There is no leading indicator, not even Price, TA represents the past but so does charting, but tests base on history and out of sample back testing either shows high/low probabilities of possibilities for the future. You can have a 99.99% probability of price going to do "X", and if it doesn't, "Y" is produced. We make predictions on every single trade. "1) Find a trade that you believe will have a positive expectancy 2) Don't listen to what @Buy1Sell2 is saying 3) Manage your risk based on already documented and public theories." Any trade that I hedge has positive expectancy, that is not to say I won't have losses, there is nothing in mankind, with exception of death, that is 100%. In 2010, I changed my style of trading to Risk Management first and profits second, it has made my equity curve much more stable, more stable means more size and confidence. Where I once would disagree with B1S2, I now agree. Why would anyone want to manage risk with the masses? This makes no sense to me at all, find a different way than the masses. People don't know expectancy of their trades as risk management is not much of an important part of their methods, until it is to late. It is similar to studying dozens of systems that under funded traders would be doing to know where they place there protective stops, so when volume forces price in that direction to trigger stops, that is the time to hop on board. When under funded see the market going in their intended direction, it is generally too late to be getting in, but they help push market to go further and volume be going other way. LOL Longer I stay in trading, I find where I get in means less, rules in place base on time management and options(risk Mgt). Good entries are a fluke, profits have an unknown, risk is controlled to fair degree. To those who don't know how to program so you can back test, hire someone, as markets become more and more professional, more automated, going to be tougher for under funded traders. Have to know the stats, otherwise be like song "Dust in the Wind".

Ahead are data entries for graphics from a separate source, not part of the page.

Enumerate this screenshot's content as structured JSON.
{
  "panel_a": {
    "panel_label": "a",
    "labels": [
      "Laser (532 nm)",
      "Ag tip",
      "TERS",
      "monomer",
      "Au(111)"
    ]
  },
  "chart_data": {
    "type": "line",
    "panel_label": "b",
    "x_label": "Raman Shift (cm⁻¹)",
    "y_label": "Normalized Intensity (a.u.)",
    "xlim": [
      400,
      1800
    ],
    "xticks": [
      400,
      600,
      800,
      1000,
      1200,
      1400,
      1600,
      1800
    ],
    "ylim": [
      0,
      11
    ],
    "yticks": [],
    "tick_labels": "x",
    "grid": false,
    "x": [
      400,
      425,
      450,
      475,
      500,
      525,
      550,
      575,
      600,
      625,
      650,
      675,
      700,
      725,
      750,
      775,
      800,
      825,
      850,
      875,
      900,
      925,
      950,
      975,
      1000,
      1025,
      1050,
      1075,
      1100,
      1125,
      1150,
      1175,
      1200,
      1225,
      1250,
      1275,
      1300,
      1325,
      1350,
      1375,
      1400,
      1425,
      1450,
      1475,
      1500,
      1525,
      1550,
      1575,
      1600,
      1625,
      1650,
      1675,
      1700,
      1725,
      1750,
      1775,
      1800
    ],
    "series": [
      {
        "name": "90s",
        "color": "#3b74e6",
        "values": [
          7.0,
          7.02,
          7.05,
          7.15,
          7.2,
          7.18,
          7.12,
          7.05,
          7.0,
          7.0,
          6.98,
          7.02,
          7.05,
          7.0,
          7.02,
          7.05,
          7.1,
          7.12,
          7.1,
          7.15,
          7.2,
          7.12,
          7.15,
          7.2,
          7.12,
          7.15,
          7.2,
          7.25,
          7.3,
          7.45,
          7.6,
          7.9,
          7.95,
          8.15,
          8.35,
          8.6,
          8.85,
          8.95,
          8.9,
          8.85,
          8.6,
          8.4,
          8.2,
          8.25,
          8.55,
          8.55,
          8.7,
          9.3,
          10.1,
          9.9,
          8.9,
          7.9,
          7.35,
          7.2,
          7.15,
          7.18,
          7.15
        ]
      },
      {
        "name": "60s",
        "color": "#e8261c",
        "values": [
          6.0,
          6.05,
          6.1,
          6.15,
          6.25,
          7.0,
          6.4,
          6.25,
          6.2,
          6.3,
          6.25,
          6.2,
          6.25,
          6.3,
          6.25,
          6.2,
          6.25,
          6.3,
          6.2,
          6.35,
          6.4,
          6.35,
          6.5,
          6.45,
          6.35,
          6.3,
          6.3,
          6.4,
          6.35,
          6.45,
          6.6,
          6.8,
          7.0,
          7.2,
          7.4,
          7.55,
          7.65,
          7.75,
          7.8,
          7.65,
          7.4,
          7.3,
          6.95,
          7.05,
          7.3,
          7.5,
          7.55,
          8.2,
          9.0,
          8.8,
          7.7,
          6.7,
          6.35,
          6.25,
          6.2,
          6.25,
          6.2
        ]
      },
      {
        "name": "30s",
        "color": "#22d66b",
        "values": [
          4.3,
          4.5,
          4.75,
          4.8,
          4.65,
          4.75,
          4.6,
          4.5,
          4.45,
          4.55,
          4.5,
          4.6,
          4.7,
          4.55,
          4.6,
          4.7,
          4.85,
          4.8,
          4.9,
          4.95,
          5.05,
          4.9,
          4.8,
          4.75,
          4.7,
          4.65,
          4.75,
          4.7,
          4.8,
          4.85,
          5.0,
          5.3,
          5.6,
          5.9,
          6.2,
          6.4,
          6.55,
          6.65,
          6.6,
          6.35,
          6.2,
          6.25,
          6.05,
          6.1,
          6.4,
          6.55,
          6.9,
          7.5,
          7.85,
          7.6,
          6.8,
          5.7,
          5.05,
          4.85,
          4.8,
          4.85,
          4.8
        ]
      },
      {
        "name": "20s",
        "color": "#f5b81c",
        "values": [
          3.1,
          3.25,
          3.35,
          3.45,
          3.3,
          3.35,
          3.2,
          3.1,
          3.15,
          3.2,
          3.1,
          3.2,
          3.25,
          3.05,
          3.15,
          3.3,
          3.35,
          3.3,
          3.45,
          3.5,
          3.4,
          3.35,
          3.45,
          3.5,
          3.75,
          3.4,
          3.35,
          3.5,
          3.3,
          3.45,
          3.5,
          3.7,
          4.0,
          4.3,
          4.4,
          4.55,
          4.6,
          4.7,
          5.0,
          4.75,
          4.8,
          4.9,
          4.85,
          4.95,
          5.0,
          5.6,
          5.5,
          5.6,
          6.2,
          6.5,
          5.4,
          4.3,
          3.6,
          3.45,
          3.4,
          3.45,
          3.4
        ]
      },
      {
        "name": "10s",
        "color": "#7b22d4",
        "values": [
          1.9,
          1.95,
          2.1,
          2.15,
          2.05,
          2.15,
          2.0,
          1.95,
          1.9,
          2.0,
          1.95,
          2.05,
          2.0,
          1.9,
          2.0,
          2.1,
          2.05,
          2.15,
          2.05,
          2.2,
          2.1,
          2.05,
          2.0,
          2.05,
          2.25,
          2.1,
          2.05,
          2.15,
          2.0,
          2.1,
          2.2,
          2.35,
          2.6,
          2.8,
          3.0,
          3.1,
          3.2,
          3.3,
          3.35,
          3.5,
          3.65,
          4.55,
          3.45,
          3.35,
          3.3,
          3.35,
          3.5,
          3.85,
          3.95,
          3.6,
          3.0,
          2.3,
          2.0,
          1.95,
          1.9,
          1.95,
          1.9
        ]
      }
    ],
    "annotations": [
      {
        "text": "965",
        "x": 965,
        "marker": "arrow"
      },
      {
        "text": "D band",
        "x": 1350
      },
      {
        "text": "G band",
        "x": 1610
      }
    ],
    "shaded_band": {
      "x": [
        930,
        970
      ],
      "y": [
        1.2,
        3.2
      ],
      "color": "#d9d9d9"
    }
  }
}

These people are the people who first make money and lose it all because they stay in too long. Why? Because of the reasons @sle explained. The perfect example is Bitcoin. All clueless people first made (maybe) some money, and stayed in when the bitcoin crashed, and finally lost money. If you don't understand what you do, you don't understand when to get out too.
I agree with everything you said. But they don't have a strategy or edge, they have a belief. They are basically a cult member. The question was about an edge or strategy...
This is basic glossary you don't understand. Think about why "leading indicator" is not a repetitive redundancy. Look up the rest of the family: coincident indicator + lagging indicator. You'll thank me later.
I'm not knowledgable on DSP nor have an informed opinion on it's efficacy or non-efficacy. Would the following be a good resource to get acquainted with the subject? http://www.dspguide.com/filtexam.htm To say that all market models are wrong is a conclusion based on an incomplete dataset or it's one's way of saying the 'map is not the territory.'
That whole guide is an excellent introduction to DSP. All models are wrong because they don't capture enough of the complexity of the underlying process. Random walk with all of it's known problems, is still probably the best description of how prices evolve through time. Even guys with Nobel prizes in Economics can't adequately account for the skew and kurtosis that develops in price and return distributions. Looking at you LTCM. Taleb is difficult to digest, but I like his alternative thinking.
You don't need a Nobel Prize in economics to understand price behavior or learn how to trade from that knowledge but you do need to learn just that...and that is a whole another skill set. Random Walk and many posts of gaseous emissions on this site speak to that lack of understanding.